Lewis used this caprice on the idea of a few precious items from his collection saved from destruction as the theme for his last book, Rescuing Horace Walpole (1978). The Fantasy and the book’s title are themselves the theme for this exhibition.

Two years ago the Almighty called me into His office and said, “I am going to destroy every object in your house except one, and you have twenty minutes to choose it.”

I replied, “Lord, I don’t need twenty seconds. I’ll take Bentley’s Drawings and Designs for Strawberry Hill.”

The Almighty nodded solemnly. “For that answer you may save twenty-five more objects.” After a pause He added, “You seem a little dazed, but I know you’re not very good at arithmetic. “ In a louder voice He explained, “Twenty-five and one make twenty-six, and what I’m telling you is that you may save twenty-six objects.” He paused to see if I understood. “I don’t care what they are—books, manuscripts, pictures, furniture—anything you like.”

I managed to say, “Sir, I hope I may have more time to choose them.”

“How much time do you want?”

“At least a year.”

“A year!" His voice was very terrible.

“I think, Sir, I can make the choices fairly quickly, but I would like to write them up as I go along."

And that’s the end of the fantasy and the beginning of this book.

This painting was presented to Lewis by the New York print and picture dealer Harry Bland, but despite writing a graceful letter of thanks, Lewis disliked it intensely and would not hang it in the house. It is not mentioned in any of his writings on himself and his collection. Adrian Lamb (1901–89) was a New York portrait painter. In the painting, Lewis stands behind Walpole and stares purposefully towards his house at Farmington, with its New Library dedicated to Walpole clearly visible. The underlying absurdity of the conceit may well have contributed to Lewis’s distaste.

Sometime after Lewis’s death, this painting was found put away in a closet in the Cowles House. The typed label on the back of the frame, reproduced below, explains why.

This drawing, which was engraved as the frontispiece when Walpole’s Memoirs of George II were published in 1822, is the model from which Adrian Lamb’s painting on the wall to your left is adapted. It shows Walpole the historian under a tree, turning from “the weeping philosopher” Heraclitus to present his manuscript to “the laughing philosopher” Democritus, with Strawberry Hill in the background. In his painting, Lamb copied Walpole’s pose from a drawing by Johann Heinrich Muntz of Walpole in his library, replacing the philosophers with Lewis—but unwittingly enhanced the pretensions of the original image.

Lady Louisa Stuart (1757–1851), whose notes on Jesse’s collection of George Selwyn’s correspondence sparked Lewis’s interest in the eighteenth century, was the daughter of George III’s prime minister Lord Bute. A spinster who had an aversion to appearing in print, she was nonetheless a writer of real ability whose memoirs of the personalities she had known are much regarded. She lived to 94 and is seen here in the last year of her life.

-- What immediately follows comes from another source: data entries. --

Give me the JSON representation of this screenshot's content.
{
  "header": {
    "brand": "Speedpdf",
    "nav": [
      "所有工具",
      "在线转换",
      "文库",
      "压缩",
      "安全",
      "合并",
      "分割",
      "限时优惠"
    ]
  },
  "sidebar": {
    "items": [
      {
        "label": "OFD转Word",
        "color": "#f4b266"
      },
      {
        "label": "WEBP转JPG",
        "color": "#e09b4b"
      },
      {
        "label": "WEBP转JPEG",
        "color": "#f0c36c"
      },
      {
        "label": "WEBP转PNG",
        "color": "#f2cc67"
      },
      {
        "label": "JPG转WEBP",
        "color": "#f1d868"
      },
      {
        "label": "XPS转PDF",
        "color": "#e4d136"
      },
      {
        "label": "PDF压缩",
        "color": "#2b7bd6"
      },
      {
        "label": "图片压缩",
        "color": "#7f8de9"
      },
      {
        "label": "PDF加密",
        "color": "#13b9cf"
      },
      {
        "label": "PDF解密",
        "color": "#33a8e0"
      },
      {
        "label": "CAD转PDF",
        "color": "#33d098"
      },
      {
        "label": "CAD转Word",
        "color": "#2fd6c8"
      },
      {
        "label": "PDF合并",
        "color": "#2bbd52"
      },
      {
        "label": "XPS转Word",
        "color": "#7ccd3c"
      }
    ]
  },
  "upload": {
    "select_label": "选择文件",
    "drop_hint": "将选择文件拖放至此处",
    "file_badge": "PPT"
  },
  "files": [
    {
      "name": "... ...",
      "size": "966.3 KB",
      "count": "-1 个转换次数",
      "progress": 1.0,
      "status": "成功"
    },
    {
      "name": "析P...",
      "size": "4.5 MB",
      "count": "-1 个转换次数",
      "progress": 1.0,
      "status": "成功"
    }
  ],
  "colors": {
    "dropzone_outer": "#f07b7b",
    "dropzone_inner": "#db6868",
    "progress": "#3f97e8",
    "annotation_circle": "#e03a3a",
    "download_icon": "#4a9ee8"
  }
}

This photograph was used as the frontispiece to the catalogue for an exhibition, The Age of Horace Walpole and Wilmarth Sheldon Lewis, celebrating the fortieth anniversary of the inception of the Yale Edition of Walpole’s Correspondence, of which Lewis was the originator and general editor. Lewis is staring at the portrait he owned of Walpole by Allan Ramsay, and their gazes across two centuries appear to be inextricably locked.

This is not Richard Bentley, the designer friend of Walpole, but Richard Bentley (1853–1936) of The Mere, Upton, Slough (shown in the photograph), the descendant of the publishers who in the mid-nineteenth century published various editions of Walpole’s correspondence. One of Lewis’s most delightful and oft-told anecdotes was of his visit in 1935 to The Mere, where he convinced the amiably eccentric octogenarian owner (from whom he had already obtained the originals of Sir Horace Mann’s letters to Walpole) that somewhere hidden amid the various libraries in the house were William Mason’s original letters to Walpole. The letters and telegram displayed record Mr. Bentley’s enthusiastic and ultimately triumphant hunt for them. He then sold Mason’s letters to Lewis for a nominal sum.